Just a quick question regarding the use of Applied Date in the context of indexing or clustering. Is the recommendation on Snowflake to cluster the Satellite table by the parent hub/link Hashkey and Applied Date? In the default DV2.0 pattern the Load Date would have been used instead. Both Applied Date and Load Date are part of my standard Satellite table pattern.
cheers,
John
Hey John,
Clustering on hash key often is a recipe for bad performance from what I’ve seen in my experimenting, It’s not that common that a mart will only want to report on some of an entity so the partition pruning isn’t that effective.
Even when that’s your exact use case, the nature of hashes means that the subset you want are spread uniformly through your table so you end up picking up most of the partitions anyways.
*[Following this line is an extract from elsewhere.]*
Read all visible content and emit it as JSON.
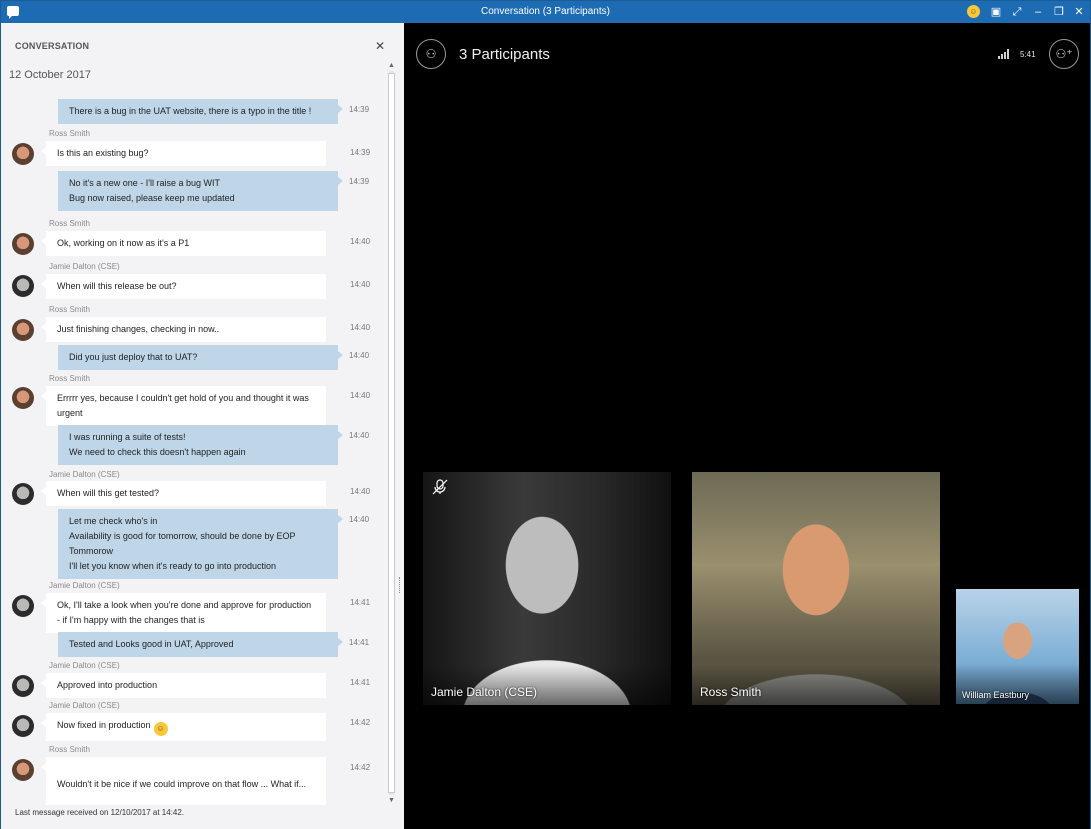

IMHO it’s only really useful in the case when you’re tracking a handful of bks but even then it wouldn’t be worth it reduces the performance of that satellite for every other use case so the trade off is hardly considered worth it.
Snowflake does a pretty good job of clustering by load date timestamp automatically. Not sure if this changes in the context of your applied date field but if you were going to cluster on anything I’d pick that.
All the best!
Frankie
2 Likes
here’s everything you need to know
1 Like
Thanks @patrickcuba and @Frankie - interesting comments that i could just use the defaults or deploy a “C-PIT” table as I note from Patrick’s example.
Regarding the C-PIT - i see how the use of a dynamic table can simplify keeping it fresh.